The formula of average rate in term of molarity is as follows:
${\text{r}}\,{\text{ = }}\,\dfrac{{{\Delta M}}}{{{\Delta t}}} $
Convert temperature from ${\text{127}}{\,^{\text{o}}}{\text{C}}$to K as follows:
$\Rightarrow{\text{273}}\,{\text{ + }}\,{\text{127}}{\,^{\text{o}}}{\text{C}}\,{\text{ = }}\,{\text{400}}\,{\text{K}}$

Substitute \[0.000625\,{\text{atm}}\,.{{\text{s}}^{ - 1}}\]for pressure, $0.0831\,{\text{L}}\,{\text{atm}}\,\,{\text{mo}}{{\text{l}}^{ - 1}}{{\text{k}}^{ - 1}}$ for R and ${\text{400}}$for T.
$\Rightarrow{\text{M}} = \,\dfrac{{{\text{0}}{\text{.0125}}\,{\text{atm}}}}{{0.0831\,{\text{L}}\,{\text{atm}}\,\,{\text{mo}}{{\text{l}}^{ - 1}}{{\text{k}}^{ - 1}}\, \times 400\,{\text{K}}}}$
$\Rightarrow {\text{M}} = \,0.00038\,{\text{mol}}\,\,{{\text{L}}^{ - 1}}$

Substitute $0.00038\,{\text{mol}}\,\,{{\text{L}}^{ - 1}}$for molarity and $20\,{\text{s}}$for${{\Delta t}}$.
$\Rightarrow{\text{r}}\, = \,\dfrac{{0.00038\,{\text{mol}}\,\,{{\text{L}}^{ - 1}}}}{{20\,{\text{s}}}}$
$\Rightarrow{\text{r}}\, = \,1.9\, \times {10^{ - 5}}{\text{mol}}\,\,{{\text{L}}^{ - 1}}{{\text{s}}^{ - 1}}$

Therefore, (a) Change in term of atm ${{\text{s}}^{ - 1}}$is \[0.000625\,{\text{atm}}\,.{{\text{s}}^{ - 1}}\] (b) Change in term of molarity ${{\text{s}}^{ - 1}}$is $1.9\, \times {10^{ - 5}}{\text{mol}}\,\,{{\text{L}}^{ - 1}}{{\text{s}}^{ - 1}}$.
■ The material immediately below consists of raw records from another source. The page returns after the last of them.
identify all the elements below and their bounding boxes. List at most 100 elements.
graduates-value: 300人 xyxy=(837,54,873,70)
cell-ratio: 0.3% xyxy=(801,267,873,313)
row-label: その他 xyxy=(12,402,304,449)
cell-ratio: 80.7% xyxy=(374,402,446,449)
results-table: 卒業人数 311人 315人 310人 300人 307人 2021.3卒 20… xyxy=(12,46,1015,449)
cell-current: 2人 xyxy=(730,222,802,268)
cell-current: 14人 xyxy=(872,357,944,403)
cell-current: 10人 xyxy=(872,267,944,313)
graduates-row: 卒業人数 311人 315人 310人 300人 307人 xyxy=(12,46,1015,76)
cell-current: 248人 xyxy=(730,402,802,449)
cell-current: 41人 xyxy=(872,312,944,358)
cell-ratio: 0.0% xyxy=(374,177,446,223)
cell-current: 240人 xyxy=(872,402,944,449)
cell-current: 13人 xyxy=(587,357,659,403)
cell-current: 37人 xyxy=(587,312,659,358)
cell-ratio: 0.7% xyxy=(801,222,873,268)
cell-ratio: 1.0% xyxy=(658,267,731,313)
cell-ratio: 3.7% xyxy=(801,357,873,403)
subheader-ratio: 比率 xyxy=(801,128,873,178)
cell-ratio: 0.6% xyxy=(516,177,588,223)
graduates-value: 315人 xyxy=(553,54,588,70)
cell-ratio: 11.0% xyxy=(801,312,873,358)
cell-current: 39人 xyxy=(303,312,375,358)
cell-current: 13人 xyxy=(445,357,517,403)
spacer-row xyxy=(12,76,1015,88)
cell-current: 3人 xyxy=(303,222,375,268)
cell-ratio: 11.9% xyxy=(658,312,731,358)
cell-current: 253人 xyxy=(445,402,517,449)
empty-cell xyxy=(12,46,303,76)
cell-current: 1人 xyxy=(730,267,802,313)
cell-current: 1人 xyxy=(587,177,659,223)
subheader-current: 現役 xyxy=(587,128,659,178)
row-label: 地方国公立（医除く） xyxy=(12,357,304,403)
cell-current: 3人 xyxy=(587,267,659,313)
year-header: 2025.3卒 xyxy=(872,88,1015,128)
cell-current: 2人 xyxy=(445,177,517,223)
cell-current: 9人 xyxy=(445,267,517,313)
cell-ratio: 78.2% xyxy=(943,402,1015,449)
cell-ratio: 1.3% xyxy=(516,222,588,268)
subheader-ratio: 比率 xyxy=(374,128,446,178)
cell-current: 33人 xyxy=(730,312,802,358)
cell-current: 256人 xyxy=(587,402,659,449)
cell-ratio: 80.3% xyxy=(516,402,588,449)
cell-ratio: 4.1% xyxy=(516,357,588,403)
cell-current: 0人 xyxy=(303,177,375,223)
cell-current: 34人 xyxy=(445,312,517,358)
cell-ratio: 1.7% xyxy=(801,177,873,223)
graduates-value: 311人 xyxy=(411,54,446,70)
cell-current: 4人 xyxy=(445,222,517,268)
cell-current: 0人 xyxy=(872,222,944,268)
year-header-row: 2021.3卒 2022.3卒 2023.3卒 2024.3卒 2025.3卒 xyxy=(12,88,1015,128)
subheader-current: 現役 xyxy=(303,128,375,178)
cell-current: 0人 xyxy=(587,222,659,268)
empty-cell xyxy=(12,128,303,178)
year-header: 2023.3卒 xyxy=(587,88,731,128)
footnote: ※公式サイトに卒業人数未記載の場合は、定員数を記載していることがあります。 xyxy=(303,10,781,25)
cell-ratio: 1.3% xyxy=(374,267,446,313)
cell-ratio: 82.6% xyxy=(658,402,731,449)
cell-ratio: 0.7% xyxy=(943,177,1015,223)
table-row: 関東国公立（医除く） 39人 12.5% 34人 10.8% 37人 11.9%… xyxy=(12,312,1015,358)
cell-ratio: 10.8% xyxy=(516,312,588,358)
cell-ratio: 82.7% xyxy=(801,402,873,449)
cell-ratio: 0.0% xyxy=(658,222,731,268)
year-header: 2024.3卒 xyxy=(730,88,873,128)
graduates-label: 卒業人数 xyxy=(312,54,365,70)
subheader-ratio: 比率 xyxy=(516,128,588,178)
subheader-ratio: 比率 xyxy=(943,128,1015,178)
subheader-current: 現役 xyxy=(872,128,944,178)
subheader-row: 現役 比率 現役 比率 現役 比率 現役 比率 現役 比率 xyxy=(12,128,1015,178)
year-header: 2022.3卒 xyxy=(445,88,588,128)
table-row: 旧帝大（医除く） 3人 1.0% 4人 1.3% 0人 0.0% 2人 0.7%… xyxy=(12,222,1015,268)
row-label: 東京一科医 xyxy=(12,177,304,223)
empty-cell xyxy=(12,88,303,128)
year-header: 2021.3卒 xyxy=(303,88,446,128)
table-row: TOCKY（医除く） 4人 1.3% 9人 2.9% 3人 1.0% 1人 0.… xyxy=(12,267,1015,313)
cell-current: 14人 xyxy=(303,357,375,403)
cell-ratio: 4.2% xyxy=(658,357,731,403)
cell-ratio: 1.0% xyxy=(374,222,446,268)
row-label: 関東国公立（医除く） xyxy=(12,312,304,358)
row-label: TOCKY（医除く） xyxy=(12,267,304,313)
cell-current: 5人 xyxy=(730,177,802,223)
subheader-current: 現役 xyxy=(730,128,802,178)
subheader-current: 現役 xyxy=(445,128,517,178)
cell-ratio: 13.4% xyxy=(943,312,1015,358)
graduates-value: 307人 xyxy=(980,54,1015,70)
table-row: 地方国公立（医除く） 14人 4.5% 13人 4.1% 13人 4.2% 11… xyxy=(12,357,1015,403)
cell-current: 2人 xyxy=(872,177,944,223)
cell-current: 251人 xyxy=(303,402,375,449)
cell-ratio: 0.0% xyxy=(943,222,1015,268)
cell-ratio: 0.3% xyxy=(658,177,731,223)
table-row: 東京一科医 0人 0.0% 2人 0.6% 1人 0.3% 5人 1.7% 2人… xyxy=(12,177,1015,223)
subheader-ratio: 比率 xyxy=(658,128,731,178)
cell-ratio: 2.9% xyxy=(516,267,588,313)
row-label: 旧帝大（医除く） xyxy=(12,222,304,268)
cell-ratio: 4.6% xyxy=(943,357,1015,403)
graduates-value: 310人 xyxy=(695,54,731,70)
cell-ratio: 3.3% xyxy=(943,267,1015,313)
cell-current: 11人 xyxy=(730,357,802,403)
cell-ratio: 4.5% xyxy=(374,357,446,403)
Note:The average rate is defined as the change in molar concentration of reactant or product concerning per unit time over a specified period. In case of gaseous species, the average rate is defined as the change in pressure. Molarity is defined as the mole of solute dissolved in a liter of solution. Stoichiometry of reactant and product is important to determine the changes. So, a balanced reaction is necessary.